Mas o encontro dos alter-egos de Bruce Wayne e Clark Kent programado para o ano que vem parece hiperbolizar tudo de uma forma vazia e puramente visual que até pode funcionar no primeiro fim de semana, mas não vai justificar o investimento do estúdio nessas marcas. O Esquadrão Suicida, o Vingadores de supervilões planejado para estrear logo depois, segue exatamente essa linha exagerada, gráfica e sem nenhuma sutileza, como se a DC tivesse se tornado o equivalente da Image nos quadrinhos nos anos 90 – pior, nos fazendo torcer para os vilões. Resta saber se isso vai funcionar.

Eu aposto que não. E aposto que o fracasso dessa superprodução vai fazer os estúdios, diretores e produtores a começar a repensar o papel do super-herói na pauta da indústria do entretenimento. Isso já aconteceu em outros momentos com outros gêneros dominantes, quando Michael Bay enterrou a boa fase de ficção científica e ação iniciada em Matrix com seus Transformers ou quando Spielberg encerrou a fase Stallone-Schwarzenegger dos filmes de ação ao bater O Último Grande Herói com seu Parque dos Dinossauros, no início dos anos 90.

Isso não afeta em nada os planos da Marvel, que segue dentro de seu nicho bilionário que planejou para os próximos anos. Da mesma forma que o excesso de desenhados animados gerados por computador não abalou a importância da Pixar ou que os clones de Guerra nas Estrelas não tiraram a popularidade da franquia da Lucasfilm. Mas vai ser mais difícil ver obras como Kick Ass, Poder Sem Limites, Megamente, Birdman ou Hancock saírem do papel.
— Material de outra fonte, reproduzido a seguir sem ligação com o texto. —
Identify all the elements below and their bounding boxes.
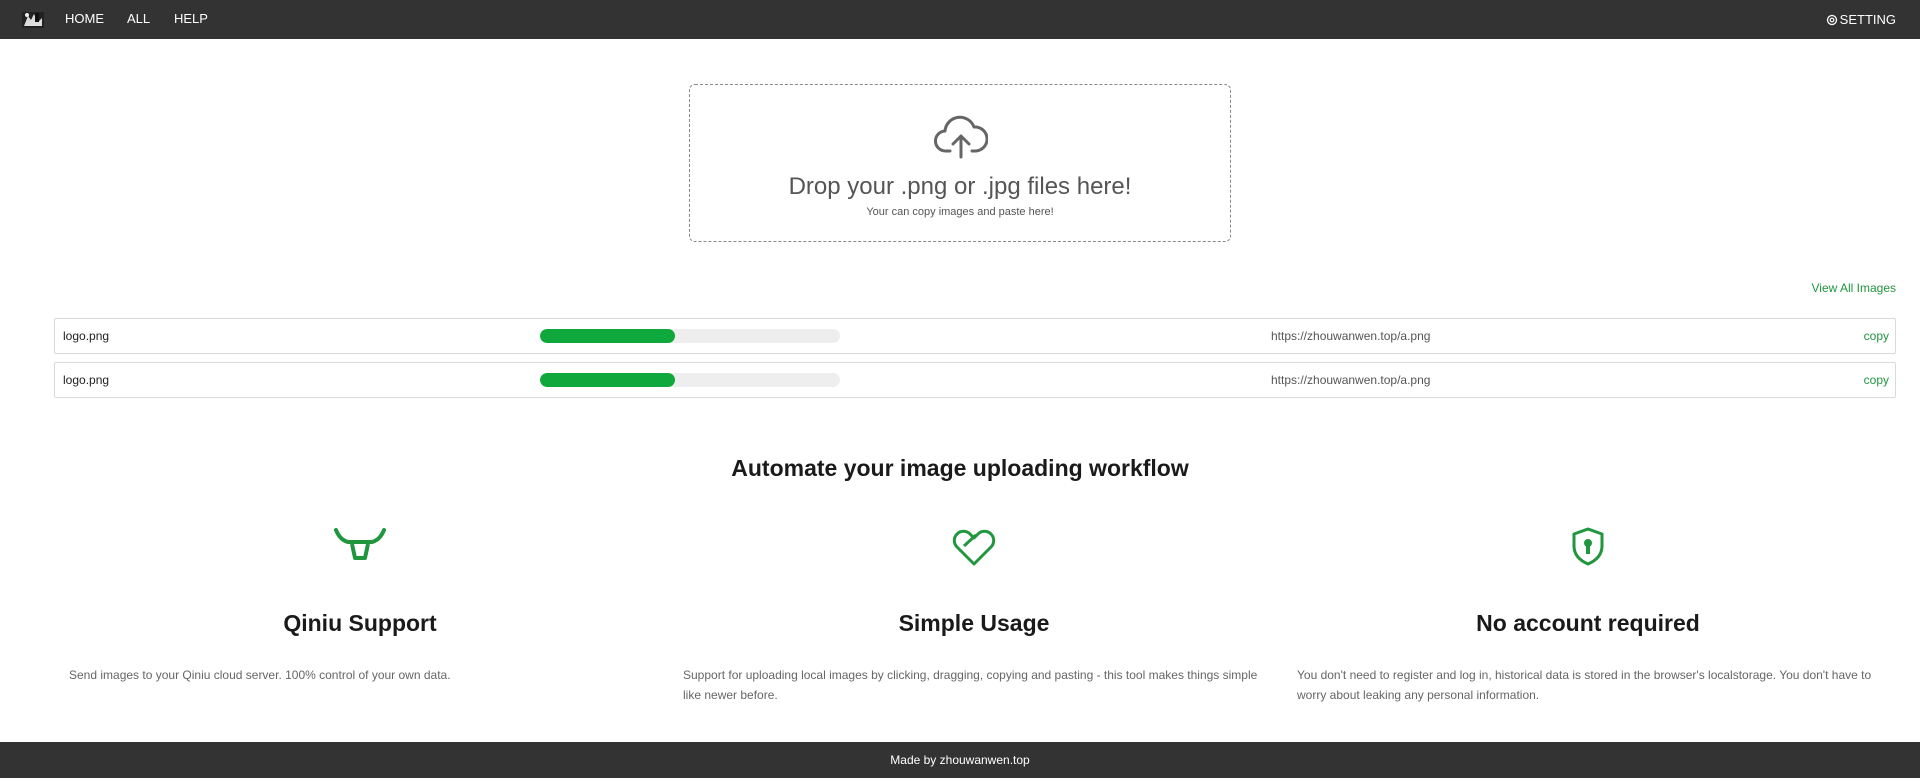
file-row: logo.png https://zhouwanwen.top/a.png co… [54, 362, 1896, 398]
file-row: logo.png https://zhouwanwen.top/a.png co… [54, 318, 1896, 354]
feature-description: You don't need to register and log in, h… [1297, 668, 1872, 702]
feature-title: Simple Usage [898, 610, 1050, 636]
upload-progress-bar [540, 373, 840, 387]
nav-home-link[interactable]: HOME [65, 0, 104, 39]
footer: Made by zhouwanwen.top [0, 742, 1920, 778]
feature-title: Qiniu Support [283, 610, 437, 636]
top-navbar: HOME ALL HELP SETTING [0, 0, 1920, 39]
progress-fill [540, 373, 675, 387]
bull-horns-icon [334, 528, 386, 560]
feature-description: Send images to your Qiniu cloud server. … [69, 668, 451, 682]
nav-all-link[interactable]: ALL [127, 0, 150, 39]
copy-link[interactable]: copy [1864, 319, 1889, 353]
gear-icon [1826, 14, 1837, 25]
feature-title: No account required [1476, 610, 1700, 636]
view-all-images-link[interactable]: View All Images [1812, 281, 1897, 295]
setting-label: SETTING [1839, 12, 1896, 27]
file-url: https://zhouwanwen.top/a.png [1271, 329, 1431, 343]
shield-lock-icon [1572, 527, 1604, 566]
heart-icon [952, 529, 996, 566]
upload-progress-bar [540, 329, 840, 343]
file-url: https://zhouwanwen.top/a.png [1271, 373, 1431, 387]
dropzone-title: Drop your .png or .jpg files here! [788, 173, 1132, 200]
app-logo-icon[interactable] [22, 10, 44, 28]
dropzone-subtitle: Your can copy images and paste here! [866, 206, 1054, 218]
nav-help-link[interactable]: HELP [174, 0, 208, 39]
cloud-upload-icon [934, 115, 988, 159]
setting-button[interactable]: SETTING [1826, 0, 1896, 39]
copy-link[interactable]: copy [1864, 363, 1889, 397]
file-name: logo.png [63, 329, 110, 343]
feature-description: Support for uploading local images by cl… [683, 668, 1258, 702]
file-name: logo.png [63, 373, 110, 387]
upload-dropzone[interactable]: Drop your .png or .jpg files here! Your … [689, 84, 1231, 242]
progress-fill [540, 329, 675, 343]
section-headline: Automate your image uploading workflow [731, 455, 1189, 481]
O sucesso inesperado dos quartos volumes das franquias Parque dos Dinossauros e Mad Max já fez uma luz amarela acender no radar para quem achava que o futuro dos super-heróis era infalível no cinema. E uma das explicações para o sucesso de ambos filmes é a vulnerabilidade dos protagonistas, que desapareceu nessa fase de ouro dos super-heróis do cinema – no novo Parque dos Dinossauros o superser é um dinossauro vilão; no novo Mad Max ninguém é super, só restam armas, carros e máquinas (e uma guitarra que cospe fogo, mas melhor deixar isso pra lá).

Isso não quer dizer que a DC irá fechar suas portas para o entretenimento além dos quadrinhos, mesmo porque se no cinema ela mais erra que acerta, na televisão tem um histórico mais bem resolvido, desde a série kitsch do Batman nos anos 60 à comédia romântica Lois & Clark: As Novas Aventuras do Superman nos anos 90, passando pela bem sucedida Smallville e as recentes – e elogiadas – Arrow, Flash e Gotham. Cada uma dessas produções tem seu estilo específico, mas consegue fazer a mitologia da DC funcionar sem necessariamente apelar para o excesso de referências, como ocorre com o filme que vai estrear no ano que vem.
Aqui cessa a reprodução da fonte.